China's Policy Shifts and US Liquidity Struggles: A Bullish Setup for Risk Assets?

6/1/2025

China's recent monetary policy shifts aim to bolster long-term economic stability but come with short-term hurdles.

The transition to a "moderately loose" stance, coupled with strategic rate cuts, reflects efforts to stabilize amidst global challenges.

Yet, these small steps may fall short without bolder action.

In the US, the TGA has dipped below $700 billion and could decline further as debt ceiling debates drag on.

Meanwhile, the MOVE Index signals a temporary calm in bond market volatility.

Central banks, including the Federal Reserve, remain cautious, holding off on significant liquidity injections.
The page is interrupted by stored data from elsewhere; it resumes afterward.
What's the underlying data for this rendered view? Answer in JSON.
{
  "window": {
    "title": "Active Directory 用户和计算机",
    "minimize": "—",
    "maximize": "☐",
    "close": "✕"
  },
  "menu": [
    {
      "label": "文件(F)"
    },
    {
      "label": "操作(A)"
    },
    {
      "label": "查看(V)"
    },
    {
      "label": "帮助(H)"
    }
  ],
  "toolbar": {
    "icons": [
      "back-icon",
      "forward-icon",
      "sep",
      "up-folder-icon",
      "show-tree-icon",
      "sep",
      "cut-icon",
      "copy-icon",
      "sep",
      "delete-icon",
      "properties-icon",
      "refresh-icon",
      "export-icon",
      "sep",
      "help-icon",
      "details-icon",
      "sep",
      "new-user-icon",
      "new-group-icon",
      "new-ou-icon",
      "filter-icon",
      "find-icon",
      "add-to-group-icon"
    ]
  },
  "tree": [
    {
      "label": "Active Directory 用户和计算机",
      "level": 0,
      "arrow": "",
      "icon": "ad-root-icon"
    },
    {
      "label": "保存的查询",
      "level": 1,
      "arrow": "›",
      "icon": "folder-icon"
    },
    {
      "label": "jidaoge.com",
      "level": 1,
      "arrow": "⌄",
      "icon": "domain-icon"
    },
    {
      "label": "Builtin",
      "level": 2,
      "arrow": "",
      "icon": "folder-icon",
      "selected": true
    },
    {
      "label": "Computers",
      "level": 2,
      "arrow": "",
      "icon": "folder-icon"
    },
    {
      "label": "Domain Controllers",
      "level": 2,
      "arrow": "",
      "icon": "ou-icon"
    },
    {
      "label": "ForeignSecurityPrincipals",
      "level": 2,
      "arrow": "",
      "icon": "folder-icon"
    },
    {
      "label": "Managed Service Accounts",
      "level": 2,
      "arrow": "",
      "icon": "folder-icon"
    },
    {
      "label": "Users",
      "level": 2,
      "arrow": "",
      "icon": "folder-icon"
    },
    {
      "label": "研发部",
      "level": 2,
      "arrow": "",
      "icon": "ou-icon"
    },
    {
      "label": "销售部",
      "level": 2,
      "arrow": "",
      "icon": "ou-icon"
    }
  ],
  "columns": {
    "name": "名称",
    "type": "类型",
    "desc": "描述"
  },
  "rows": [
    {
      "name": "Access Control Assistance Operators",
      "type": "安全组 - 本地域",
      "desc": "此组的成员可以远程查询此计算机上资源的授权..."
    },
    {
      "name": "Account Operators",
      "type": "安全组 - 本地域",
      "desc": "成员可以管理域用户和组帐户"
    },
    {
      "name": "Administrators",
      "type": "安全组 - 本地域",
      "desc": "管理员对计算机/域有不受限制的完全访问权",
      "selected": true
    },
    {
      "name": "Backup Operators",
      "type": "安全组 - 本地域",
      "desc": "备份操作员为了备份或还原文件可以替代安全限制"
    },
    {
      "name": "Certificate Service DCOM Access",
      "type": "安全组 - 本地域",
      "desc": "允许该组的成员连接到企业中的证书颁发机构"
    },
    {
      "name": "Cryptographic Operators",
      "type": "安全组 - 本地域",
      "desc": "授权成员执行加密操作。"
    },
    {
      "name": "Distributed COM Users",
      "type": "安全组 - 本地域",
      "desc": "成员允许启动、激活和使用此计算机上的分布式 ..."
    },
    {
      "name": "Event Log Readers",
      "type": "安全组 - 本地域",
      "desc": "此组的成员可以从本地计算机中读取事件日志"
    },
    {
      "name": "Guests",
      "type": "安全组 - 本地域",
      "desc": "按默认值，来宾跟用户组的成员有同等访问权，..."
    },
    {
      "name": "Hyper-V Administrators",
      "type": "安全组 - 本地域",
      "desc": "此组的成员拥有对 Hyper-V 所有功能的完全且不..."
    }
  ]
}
The DXY weakened today following rumors of a universal tariff plan, which would be applied to only certain sectors, by Trump—only to partially rebound after he dismissed the claims as "fake news."

Still, the narrative hints at a strategic use of dollar strength in trade negotiations and likely, its strength will "disappear" post-inauguration, when a bunch of deals are already set in place.

This potential "bluff" tactic could very well lead to a bullish environment for risk assets.

Our Global Liquidity Index declined by $0.613T this week, representing a 0.48% drop.

Liquidity momentum remains weak, with the 3-month rate of change still trailing the 12-month rate of change.